5. 26.11.2020 tarihli ve 32025 sayılı Resmî Gazete'de yayımlanan 7421 sayılı Kanun’un 3 üncü maddesi ile Ek 1 inci maddesinin birinci fıkrasına eklenen cümle:
"Bu süre içinde belirtilen işlemlerin yapılmaması halinde taşınmazların malikleri tarafından mülkiyet hakkından kaynaklı bedele ilişkin açılacak davalar, adli yargıda görülür."
3. Değerlendirme
1. Bölge adliye mahkemelerinin nihai kararlarının bozulması 6100 sayılı Kanun'un 371 inci maddesi ile 369 uncu maddesinin birinci fıkrasında yer alan sebeplerden birinin varlığı hâlinde mümkündür.
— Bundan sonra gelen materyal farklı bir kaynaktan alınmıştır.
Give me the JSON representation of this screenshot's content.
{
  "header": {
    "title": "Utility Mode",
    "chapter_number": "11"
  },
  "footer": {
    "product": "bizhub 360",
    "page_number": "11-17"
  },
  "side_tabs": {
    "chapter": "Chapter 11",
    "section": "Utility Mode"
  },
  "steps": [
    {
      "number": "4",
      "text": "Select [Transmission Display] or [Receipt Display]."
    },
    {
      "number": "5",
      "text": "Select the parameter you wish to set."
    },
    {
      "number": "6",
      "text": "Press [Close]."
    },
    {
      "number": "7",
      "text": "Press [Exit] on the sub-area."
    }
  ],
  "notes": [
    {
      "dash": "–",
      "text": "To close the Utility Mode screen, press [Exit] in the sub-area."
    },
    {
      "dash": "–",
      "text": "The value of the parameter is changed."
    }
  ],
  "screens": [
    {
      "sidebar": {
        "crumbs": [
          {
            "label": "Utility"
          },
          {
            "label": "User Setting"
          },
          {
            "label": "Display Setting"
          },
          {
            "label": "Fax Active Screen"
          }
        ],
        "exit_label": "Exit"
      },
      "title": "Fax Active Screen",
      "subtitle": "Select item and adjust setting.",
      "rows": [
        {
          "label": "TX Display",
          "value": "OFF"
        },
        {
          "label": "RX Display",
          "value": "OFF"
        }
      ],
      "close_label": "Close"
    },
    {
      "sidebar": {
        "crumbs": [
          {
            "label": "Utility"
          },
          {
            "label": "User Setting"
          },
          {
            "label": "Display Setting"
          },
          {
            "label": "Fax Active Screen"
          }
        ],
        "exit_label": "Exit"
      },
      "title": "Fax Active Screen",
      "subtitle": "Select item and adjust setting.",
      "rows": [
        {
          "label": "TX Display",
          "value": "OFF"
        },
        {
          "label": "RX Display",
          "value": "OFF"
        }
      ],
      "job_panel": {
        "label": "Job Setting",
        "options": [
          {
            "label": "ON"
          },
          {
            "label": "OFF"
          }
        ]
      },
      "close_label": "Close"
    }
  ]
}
2. Dava konusu taşınmaza 2942 sayılı Kanun'un 11 inci maddesinin birinci fıkrasının (g) bendi uyarınca emsalin üstün ve eksik yönleri belirlenip kıyaslaması yapılarak değer biçilmesi ve 2942 sayılı Kanun'a eklenen Ek 1 inci maddesi ve 7421 sayılı Kanun'un 3 üncü maddesi ile eklenen son cümlesi uyarınca fiili el atılan alanlar ile birlikte hukukî el atmaya konu bölümlerin bedeli ile fiilen el atılmayan ancak imar planı kapsamında lise alanı olarak ayrılan kısım yönünden de kamulaştırmasız el atma olgusunun gerçekleştiğinin kabulü ile alınan rapora göre taşınmaz bedelinin davalı idarelerden tahsiline karar verilmesinde bir isabetsizlik görülmemiştir.
3. Temyizen incelenen karar, tarafların karşılıklı iddia ve savunmalarına, dayandıkları belgelere, uyuşmazlığa uygulanması gereken hukuk kuralları ile hukukî ilişkinin nitelendirilmesine, dava şartlarına, yargılama ve ispat kuralları ile kararda belirtilen gerekçelere göre usul ve kanuna uygun olup temyiz dilekçelerinde ileri sürülen nedenler kararın bozulmasını gerektirecek nitelikte görülmemiştir.
VI. KARAR
Açıklanan sebeplerle;
Davalı idareler vekillerinin yerinde görülmeyen tüm temyiz itirazlarının reddi ile usul ve kanuna uygun Bölge Adliye Mahkemesi kararının 6100 sayılı Kanun’un 370 inci maddesinin birinci fıkrası uyarınca ONANMASINA,
Davalı ... harçtan muaf olduğundan harç alınmasına yer olmadığına, aşağıda yazılı kalan harçların davalı ... ve ... Belediye Başkanlığından alınmasına,
Dosyanın İlk Derece Mahkemesine, kararın bir örneğinin Bölge Adliye Mahkemesine gönderilmesine,
29.03.2023 tarihinde oy birliğiyle karar verildi.